Dr. Thiago Perfeito — médico responsável

Dr. Thiago Perfeito

CRM-DF 23199 · Medicina Estética e Regenerativa

Médico com mais de 10 anos de prática em medicina estética e regenerativa. Mestre em Medicina Estética (2024). Formação internacional em Harvard Medical School e Mayo Clinic. Membro da ASLMS, A4M, AMS e NYAS. Atendimento em Brasília, Lago Sul.

Perguntas frequentes sobre PDRN — Polinucleotídeos

  • Quanto custa o PDRN em Brasília — preço por sessão e protocolo?

    O PDRN em Brasília custa entre R$ 1.900 e R$ 2.900 por sessão isolada. O protocolo completo de 3 sessões fica entre R$ 4.500 e R$ 7.500, dependendo da área tratada (periorbital, face completa ou couro cabeludo) e do produto utilizado. Clínicas com valores significativamente abaixo dessa faixa merecem atenção quanto à concentração do produto e à técnica empregada. A avaliação clínica define o orçamento preciso.

  • O que é PDRN (polinucleotídeos) e como funciona na regeneração celular?

    PDRN é uma fração purificada de DNA de salmão que ativa receptores A2A nos fibroblastos dérmicos, estimulando produção de colágeno, angiogênese localizada e reparo tecidual. Diferente de bioestimuladores como Sculptra ou Radiesse — que atuam por resposta inflamatória —, o PDRN age por sinalização celular direta, com tolerância elevada e downtime mínimo.

  • Para que serve o PDRN — olheiras, pele, queda capilar?

    O PDRN tem indicações clínicas em três áreas principais: olheiras vasculares e pigmentares (espessa a derme periorbital fina), skin quality geral (melhora luminosidade, textura e hidratação da pele do rosto) e queda capilar androgenética ou pós-gestacional (estimula angiogênese perifolicular no couro cabeludo). Também é usado como adjuvante na recuperação pós-laser e pós-Morpheus8.

  • Quantas sessões de PDRN são necessárias para resultado visível?

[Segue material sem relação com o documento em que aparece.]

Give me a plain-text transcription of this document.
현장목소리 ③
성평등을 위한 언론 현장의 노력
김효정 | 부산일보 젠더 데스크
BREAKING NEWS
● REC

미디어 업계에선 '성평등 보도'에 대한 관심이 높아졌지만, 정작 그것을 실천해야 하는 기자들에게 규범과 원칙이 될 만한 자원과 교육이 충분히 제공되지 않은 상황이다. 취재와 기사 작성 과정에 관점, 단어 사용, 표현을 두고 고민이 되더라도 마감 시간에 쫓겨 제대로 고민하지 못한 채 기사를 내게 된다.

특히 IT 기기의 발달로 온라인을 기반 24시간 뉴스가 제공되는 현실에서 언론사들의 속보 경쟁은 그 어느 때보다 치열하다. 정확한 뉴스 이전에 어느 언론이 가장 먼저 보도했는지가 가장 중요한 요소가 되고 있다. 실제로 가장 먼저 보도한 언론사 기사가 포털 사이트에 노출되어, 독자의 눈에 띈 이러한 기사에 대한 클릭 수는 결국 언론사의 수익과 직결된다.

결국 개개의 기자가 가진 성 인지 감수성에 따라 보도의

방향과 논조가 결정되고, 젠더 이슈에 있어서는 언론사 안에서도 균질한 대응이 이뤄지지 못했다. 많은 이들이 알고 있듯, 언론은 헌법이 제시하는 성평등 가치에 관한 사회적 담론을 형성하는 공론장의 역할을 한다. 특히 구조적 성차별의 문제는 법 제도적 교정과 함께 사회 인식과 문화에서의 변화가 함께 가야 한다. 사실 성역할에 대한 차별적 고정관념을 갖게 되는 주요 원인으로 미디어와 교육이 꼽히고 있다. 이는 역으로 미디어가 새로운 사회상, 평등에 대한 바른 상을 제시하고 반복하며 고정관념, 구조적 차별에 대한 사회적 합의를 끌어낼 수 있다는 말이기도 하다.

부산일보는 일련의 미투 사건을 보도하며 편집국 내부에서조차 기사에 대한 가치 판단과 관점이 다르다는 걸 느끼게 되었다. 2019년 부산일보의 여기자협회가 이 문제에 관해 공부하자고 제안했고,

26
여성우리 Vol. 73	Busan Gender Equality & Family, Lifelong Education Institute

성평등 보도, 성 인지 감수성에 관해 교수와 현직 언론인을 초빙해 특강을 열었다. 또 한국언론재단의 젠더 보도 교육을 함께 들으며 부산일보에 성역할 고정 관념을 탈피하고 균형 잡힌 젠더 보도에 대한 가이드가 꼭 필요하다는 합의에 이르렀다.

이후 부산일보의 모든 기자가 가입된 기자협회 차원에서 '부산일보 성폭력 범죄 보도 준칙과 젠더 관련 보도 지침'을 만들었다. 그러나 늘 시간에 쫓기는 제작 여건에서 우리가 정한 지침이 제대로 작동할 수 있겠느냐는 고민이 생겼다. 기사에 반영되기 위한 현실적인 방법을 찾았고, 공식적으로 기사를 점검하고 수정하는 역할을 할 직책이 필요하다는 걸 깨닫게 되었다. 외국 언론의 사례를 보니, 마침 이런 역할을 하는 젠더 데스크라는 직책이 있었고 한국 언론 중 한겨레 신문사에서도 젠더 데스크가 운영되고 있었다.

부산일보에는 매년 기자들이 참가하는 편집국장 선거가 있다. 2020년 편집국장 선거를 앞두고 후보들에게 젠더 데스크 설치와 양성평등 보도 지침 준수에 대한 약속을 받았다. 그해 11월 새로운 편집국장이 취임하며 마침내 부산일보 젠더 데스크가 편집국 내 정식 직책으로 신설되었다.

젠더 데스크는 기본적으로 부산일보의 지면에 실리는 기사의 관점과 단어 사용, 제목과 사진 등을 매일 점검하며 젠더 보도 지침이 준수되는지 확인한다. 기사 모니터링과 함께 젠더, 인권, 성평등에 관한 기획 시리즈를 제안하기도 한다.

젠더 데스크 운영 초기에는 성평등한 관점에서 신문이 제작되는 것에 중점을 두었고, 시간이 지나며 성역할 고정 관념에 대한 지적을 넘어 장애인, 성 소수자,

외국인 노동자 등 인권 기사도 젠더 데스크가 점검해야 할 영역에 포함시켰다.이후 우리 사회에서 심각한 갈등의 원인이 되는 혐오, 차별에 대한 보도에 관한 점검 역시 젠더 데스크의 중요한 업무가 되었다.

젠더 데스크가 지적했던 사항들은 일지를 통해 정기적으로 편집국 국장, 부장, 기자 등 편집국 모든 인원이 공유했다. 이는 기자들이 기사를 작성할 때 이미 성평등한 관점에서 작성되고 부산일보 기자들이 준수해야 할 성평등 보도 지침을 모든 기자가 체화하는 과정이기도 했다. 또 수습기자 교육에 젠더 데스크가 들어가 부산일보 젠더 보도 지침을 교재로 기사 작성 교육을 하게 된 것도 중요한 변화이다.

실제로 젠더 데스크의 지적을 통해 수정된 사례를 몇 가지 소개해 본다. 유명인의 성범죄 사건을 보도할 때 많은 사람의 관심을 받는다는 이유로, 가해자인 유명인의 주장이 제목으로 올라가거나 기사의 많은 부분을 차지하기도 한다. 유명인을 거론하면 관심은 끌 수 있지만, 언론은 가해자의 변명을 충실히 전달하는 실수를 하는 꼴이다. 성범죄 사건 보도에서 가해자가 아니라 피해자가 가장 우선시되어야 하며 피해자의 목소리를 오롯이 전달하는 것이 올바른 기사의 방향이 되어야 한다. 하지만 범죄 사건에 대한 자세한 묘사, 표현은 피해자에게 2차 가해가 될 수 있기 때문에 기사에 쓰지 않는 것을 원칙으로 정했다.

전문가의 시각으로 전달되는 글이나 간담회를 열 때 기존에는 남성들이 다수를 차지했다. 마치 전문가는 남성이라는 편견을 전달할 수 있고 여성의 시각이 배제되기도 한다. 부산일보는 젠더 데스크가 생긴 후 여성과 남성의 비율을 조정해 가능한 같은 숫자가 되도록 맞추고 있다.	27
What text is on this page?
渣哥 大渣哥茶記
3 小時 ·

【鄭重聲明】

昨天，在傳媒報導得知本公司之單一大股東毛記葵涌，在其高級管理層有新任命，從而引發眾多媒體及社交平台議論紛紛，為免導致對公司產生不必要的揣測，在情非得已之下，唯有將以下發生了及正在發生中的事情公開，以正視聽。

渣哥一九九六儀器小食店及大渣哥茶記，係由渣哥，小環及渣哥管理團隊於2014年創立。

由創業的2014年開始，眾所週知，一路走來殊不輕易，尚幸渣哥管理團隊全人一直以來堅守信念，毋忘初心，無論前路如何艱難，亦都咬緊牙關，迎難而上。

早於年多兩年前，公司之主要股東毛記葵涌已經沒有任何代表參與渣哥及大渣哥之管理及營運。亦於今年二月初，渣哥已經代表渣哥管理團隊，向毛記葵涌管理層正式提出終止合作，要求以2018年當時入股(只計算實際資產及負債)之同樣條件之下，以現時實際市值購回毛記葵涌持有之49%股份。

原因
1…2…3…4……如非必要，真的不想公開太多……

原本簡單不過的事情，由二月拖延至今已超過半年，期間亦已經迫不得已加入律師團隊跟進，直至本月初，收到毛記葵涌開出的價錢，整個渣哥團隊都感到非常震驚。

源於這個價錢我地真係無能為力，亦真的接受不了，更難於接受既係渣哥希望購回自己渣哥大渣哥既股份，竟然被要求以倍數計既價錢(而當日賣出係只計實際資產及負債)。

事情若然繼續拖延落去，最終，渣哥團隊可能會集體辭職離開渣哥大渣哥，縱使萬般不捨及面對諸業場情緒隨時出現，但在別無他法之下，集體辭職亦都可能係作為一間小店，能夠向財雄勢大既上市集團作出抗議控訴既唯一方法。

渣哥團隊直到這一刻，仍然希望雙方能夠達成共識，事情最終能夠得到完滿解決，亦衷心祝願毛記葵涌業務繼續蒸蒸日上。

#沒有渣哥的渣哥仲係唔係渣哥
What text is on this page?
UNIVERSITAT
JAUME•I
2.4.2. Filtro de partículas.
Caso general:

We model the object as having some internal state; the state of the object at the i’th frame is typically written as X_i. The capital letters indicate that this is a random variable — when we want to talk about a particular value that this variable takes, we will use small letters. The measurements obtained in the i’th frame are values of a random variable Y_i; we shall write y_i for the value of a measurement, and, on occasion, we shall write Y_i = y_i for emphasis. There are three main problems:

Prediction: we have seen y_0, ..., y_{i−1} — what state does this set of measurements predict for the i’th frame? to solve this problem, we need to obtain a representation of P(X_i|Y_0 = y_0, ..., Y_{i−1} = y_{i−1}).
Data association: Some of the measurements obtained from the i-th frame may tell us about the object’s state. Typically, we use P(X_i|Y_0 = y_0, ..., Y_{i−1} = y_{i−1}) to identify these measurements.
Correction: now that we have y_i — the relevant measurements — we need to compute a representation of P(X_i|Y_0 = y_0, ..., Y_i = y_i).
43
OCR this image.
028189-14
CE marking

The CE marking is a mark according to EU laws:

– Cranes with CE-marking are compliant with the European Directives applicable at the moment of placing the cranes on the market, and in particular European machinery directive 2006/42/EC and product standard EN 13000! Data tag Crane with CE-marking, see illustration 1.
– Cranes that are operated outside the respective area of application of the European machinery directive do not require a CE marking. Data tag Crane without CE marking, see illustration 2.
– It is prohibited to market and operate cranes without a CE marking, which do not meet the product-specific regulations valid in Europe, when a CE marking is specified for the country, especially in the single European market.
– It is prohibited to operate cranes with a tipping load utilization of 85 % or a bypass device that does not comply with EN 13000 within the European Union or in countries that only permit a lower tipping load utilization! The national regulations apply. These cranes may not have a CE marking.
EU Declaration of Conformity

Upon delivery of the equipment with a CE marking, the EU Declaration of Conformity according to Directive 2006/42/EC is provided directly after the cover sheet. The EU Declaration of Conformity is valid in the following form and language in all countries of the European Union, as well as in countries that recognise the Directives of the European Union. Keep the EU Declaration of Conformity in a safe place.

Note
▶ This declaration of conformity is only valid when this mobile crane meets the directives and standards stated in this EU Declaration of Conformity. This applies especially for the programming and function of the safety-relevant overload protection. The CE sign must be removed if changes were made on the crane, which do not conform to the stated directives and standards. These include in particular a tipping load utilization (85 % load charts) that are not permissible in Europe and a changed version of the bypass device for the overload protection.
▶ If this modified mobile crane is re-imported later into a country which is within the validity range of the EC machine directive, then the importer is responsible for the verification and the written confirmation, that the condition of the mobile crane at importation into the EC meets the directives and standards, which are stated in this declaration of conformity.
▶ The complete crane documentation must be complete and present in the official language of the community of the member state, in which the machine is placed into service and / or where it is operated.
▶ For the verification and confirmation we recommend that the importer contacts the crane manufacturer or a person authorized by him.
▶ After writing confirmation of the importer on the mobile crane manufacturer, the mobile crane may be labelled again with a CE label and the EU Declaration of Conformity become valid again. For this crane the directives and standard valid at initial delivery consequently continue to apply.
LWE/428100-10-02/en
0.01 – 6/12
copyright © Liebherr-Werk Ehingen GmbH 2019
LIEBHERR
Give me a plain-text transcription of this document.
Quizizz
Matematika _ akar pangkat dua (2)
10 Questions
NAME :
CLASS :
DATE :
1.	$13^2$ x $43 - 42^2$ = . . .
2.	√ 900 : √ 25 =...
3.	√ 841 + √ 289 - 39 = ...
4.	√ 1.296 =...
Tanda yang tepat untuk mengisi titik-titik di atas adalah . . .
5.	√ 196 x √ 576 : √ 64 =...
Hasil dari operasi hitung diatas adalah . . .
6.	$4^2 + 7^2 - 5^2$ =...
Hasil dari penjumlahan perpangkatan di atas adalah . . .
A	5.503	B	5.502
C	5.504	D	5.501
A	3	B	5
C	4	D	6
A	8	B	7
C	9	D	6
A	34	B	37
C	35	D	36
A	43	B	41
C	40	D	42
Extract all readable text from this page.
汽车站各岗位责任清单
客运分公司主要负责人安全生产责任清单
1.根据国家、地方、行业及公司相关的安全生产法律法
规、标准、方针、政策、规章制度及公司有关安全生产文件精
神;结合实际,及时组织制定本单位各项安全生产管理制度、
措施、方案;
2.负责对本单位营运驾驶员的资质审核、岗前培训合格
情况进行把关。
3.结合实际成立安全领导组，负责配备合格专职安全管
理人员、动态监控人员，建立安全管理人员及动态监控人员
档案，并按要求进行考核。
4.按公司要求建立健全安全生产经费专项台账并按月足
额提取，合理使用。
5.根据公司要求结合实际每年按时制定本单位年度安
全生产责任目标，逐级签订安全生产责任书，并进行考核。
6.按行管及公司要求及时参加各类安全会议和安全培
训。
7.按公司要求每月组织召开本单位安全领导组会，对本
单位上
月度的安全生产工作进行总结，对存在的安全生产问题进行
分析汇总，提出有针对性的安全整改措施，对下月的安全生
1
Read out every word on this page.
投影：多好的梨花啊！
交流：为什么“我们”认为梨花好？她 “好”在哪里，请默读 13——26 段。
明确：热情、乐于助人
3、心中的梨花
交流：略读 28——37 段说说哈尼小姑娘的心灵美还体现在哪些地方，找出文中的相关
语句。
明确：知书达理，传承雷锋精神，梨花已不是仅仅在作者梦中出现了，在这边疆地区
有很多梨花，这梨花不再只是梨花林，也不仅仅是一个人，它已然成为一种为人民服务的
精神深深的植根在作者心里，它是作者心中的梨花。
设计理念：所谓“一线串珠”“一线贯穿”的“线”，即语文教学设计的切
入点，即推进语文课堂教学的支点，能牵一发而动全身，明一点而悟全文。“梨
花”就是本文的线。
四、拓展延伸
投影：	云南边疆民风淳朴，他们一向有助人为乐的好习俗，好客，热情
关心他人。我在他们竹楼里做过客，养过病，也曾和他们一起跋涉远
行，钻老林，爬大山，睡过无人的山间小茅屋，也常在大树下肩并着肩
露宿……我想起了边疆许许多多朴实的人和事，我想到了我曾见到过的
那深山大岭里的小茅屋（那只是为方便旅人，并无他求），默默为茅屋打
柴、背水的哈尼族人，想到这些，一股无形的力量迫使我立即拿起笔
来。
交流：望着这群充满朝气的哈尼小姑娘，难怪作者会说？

    O protocolo padrão é de 3 sessões com intervalo de 2 a 4 semanas entre cada uma. Melhora começa a ser percebida geralmente após a segunda sessão. O resultado consolida-se entre 4 e 8 semanas após o protocolo, com manutenção semestral recomendada. Pacientes com queda capilar ou olheiras pronunciadas podem necessitar de protocolo estendido conforme a resposta clínica.

  • Qual a diferença entre PDRN e bioestimulador — Sculptra, Radiesse, Ellansé?

    São mecanismos de ação distintos. Bioestimuladores (Sculptra, Radiesse, Ellansé) induzem colágeno por resposta inflamatória controlada e têm ação volumizadora relevante — indicados quando há perda de volume e estrutura. O PDRN atua por sinalização celular via receptor A2A, sem componente inflamatório, sem efeito volumizador — indicado quando o alvo é qualidade de pele, textura e olheiras. Na prática clínica, os dois podem ser combinados no mesmo protocolo.